Julian Assange, dopo 1901 giorni spesi all’interno del carcere di massima sicurezza di Belmarsh, nel Regno Unito, è libero. A rivelarlo è direttamente WikiLeaks che, mediante il suo profilo X, afferma che Assange ha potuto lasciare la prigione nella mattinata di ieri, 24 giugno, imbarcandosi in un volo che abbandonerà il Paese anglosassone.

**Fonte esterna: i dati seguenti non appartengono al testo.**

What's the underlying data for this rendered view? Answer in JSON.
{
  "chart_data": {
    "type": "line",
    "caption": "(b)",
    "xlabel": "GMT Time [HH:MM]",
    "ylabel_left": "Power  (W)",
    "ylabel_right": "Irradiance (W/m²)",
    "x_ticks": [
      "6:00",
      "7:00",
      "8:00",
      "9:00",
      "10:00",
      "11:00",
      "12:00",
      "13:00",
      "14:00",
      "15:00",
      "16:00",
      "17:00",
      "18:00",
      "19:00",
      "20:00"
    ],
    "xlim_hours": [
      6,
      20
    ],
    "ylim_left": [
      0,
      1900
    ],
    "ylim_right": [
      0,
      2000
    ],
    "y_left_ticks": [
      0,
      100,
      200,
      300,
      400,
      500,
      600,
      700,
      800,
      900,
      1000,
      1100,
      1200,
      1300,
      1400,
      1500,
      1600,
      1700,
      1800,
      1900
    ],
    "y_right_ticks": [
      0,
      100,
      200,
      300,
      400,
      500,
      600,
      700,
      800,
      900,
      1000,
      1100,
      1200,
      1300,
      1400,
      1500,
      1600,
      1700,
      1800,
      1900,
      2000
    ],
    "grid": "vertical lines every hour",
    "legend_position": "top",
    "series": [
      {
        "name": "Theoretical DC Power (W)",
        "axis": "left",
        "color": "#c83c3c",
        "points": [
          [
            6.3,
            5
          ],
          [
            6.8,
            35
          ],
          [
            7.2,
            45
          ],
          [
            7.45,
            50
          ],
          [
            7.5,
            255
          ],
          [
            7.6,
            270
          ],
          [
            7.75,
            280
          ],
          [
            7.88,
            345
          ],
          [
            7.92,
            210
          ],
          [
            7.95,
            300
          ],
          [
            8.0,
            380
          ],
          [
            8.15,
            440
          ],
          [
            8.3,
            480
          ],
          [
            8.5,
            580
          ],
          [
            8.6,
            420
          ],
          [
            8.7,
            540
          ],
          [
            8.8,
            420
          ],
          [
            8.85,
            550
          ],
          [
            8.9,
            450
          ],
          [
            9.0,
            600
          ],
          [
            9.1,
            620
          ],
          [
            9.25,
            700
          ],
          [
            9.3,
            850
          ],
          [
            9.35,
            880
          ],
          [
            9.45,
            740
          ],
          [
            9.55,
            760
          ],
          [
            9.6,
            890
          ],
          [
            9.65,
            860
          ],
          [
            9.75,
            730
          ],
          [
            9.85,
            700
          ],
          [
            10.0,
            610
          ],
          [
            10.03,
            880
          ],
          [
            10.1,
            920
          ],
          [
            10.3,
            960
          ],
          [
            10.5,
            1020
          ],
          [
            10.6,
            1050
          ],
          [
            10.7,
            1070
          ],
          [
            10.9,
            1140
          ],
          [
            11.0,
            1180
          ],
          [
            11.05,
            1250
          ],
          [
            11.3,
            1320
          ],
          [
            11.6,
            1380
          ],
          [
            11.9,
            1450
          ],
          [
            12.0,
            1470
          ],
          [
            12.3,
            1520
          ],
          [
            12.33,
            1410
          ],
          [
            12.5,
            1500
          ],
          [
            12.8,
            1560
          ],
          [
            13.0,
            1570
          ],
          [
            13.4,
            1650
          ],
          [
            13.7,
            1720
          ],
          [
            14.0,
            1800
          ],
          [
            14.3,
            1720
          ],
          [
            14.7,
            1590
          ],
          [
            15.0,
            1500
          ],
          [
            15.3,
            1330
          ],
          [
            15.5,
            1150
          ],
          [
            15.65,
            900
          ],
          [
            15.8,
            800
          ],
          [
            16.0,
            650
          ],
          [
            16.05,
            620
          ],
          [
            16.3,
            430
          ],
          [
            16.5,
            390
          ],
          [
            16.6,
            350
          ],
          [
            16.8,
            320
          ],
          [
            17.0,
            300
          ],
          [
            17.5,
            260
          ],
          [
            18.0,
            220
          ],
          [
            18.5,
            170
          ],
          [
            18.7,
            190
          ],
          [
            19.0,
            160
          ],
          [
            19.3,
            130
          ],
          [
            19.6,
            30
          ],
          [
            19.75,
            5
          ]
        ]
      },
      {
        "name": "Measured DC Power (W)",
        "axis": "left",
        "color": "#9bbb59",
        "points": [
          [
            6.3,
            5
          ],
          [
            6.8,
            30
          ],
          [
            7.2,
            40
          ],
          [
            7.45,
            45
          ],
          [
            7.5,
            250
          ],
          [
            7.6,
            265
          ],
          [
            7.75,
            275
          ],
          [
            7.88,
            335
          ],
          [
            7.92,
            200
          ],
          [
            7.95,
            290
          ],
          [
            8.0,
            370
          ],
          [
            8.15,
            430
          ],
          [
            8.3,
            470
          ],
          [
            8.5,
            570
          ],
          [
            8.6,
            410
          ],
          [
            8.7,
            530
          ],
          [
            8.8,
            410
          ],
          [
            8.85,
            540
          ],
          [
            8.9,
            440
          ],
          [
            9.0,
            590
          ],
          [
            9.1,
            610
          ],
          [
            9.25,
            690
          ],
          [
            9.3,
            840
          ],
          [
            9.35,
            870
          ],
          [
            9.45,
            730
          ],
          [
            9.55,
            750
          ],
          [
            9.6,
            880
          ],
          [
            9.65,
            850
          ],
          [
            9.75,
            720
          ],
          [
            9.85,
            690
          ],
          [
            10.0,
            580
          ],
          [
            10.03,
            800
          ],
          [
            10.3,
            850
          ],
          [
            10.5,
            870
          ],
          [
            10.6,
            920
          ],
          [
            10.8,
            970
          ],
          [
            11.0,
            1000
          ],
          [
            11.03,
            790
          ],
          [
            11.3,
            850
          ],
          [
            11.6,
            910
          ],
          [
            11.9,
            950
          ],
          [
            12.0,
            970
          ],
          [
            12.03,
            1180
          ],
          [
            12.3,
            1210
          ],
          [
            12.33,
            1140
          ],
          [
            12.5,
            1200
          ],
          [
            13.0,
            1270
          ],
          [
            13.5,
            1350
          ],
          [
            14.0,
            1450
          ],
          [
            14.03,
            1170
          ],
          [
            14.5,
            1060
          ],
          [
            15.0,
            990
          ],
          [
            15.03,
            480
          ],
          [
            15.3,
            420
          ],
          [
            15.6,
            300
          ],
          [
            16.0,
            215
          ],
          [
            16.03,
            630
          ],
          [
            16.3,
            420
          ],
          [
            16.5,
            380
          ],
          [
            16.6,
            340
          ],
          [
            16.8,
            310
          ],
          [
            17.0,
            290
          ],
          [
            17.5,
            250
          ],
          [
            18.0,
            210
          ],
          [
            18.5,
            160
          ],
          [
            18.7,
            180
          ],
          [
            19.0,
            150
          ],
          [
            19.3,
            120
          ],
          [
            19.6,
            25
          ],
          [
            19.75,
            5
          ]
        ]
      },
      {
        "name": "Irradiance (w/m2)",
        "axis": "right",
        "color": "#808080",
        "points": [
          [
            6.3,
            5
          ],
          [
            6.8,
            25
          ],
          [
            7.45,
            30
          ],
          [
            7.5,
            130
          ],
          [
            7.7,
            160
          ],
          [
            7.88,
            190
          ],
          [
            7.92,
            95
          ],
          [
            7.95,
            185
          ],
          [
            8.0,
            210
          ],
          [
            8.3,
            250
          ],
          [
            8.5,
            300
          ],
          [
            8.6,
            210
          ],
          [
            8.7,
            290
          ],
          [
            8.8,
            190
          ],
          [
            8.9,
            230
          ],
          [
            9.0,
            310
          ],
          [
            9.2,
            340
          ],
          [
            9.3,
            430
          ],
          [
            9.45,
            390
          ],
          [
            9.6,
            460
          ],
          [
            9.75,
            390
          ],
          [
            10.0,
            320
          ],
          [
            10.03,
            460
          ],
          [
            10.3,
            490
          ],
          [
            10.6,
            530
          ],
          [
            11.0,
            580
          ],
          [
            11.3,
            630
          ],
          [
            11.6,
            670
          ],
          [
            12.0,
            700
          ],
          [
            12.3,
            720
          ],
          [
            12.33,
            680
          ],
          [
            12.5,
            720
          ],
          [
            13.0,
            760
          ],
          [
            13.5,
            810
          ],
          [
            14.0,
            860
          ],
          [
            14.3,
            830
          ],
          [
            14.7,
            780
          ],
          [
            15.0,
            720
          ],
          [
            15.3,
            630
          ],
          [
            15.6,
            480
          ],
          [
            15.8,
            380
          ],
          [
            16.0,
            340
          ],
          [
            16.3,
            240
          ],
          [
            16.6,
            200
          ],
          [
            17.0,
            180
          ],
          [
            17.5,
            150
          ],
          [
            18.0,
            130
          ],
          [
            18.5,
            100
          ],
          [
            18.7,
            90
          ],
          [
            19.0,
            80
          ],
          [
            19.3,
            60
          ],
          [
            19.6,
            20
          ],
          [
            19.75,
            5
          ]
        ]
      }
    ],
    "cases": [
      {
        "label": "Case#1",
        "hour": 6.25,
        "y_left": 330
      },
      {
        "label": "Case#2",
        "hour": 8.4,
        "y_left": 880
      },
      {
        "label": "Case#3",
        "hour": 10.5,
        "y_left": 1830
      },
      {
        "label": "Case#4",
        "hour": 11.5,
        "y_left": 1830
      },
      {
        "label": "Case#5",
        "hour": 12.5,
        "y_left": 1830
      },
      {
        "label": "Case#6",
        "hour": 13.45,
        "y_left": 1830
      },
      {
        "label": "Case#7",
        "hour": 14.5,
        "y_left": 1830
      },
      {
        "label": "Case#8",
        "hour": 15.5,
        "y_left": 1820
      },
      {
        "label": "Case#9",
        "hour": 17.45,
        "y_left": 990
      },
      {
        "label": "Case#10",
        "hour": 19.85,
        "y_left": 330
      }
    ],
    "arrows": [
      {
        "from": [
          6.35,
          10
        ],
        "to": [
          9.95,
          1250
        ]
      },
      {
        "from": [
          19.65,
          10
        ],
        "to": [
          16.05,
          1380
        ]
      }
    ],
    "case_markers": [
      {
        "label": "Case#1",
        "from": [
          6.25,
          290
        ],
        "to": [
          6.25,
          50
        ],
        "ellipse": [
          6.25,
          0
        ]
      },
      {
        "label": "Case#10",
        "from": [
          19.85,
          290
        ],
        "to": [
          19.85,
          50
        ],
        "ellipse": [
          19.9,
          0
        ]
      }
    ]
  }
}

Accusato di 18 capi di imputazione da parte degli Stati Uniti per il suo presunto ruolo nella pubblicazione di documenti considerati “top secret”, il fondatore di WikiLeaks era in carcere nel Regno Unito dal 2019. I dati in questione, forniti dall’ex analista dell’intelligence dell’esercito Chelsea Manning, includevano dei rapporti della guerra in Iraq nonché informazioni legate ai prigionieri all’interno di Guantanamo Bay.
Assange è al momento diretto verso Saipan, nelle Isole Marianne Settentrionali, un territorio sotto l’amministrazione americana, dove un giudice federale dovrebbe approvare il patteggiamento; l’udienza in tribunale dovrebbe svolgersi nella mattinata (ora locale) di mercoledì. Assange, infatti, avrebbe accettato di dichiararsi colpevole di un reato, ovvero quello di cospirazione per ottenere e diffondere informazioni sulla difesa nazionale. La pena prevista sarebbe di 62 mesi, periodo che lui ha tuttavia già trascorso nel carcere britannico, permettendogli così di ritornare dalla sua famiglia in Australia ed evitando l’estradizione negli Stati Uniti.
Si tratterebbe del coronamento di lunghi anni di trattative intercorse con il Dipartimento di Giustizia americano, portando quindi a questo accordo che, sebbene non ancora formalizzato ufficialmente, dovrebbe ricevere l’approvazione da parte dei pubblici ministeri americani.
Come si legge sul post pubblicato su X da WikiLeaks:
“Questo è il risultato di una campagna globale che ha coinvolto organizzatori di base, attivisti per la libertà di stampa, legislatori e leader di tutto lo spettro politico, fino alle Nazioni Unite […] Dopo più di cinque anni in una cella di due metri e mezzo, isolato 23 ore al giorno, si riunirà presto alla moglie Stella Assange e ai figli, che hanno conosciuto il padre solo da dietro le sbarre […] Al suo ritorno in Australia, ringraziamo tutti coloro che sono stati al nostro fianco, che hanno combattuto per noi e che hanno mantenuto il massimo impegno nella lotta per la sua libertà”.
Le autorità australiane si starebbero mobilitando per fornire assistenza ad Assange per un caso che, come ha affermato il premier Anthony Albanese, “si trascina da troppo tempo e (per il quale) non cera nulla da guadagnare continuando la sua incarcerazione“.
La madre di Assange, Christine, ha affermato ai media australiani:
“Il calvario sta finalmente giungendo al termine: ciò dimostra l’importanza e il potere della diplomazia silenziosa. Molti hanno sfruttato la situazione di mio figlio per portare avanti i propri programmi, quindi sono grata a quelle persone invisibili e laboriose che hanno messo al primo posto il benessere di Julian. Gli ultimi 14 anni hanno messo a dura prova me come madre”.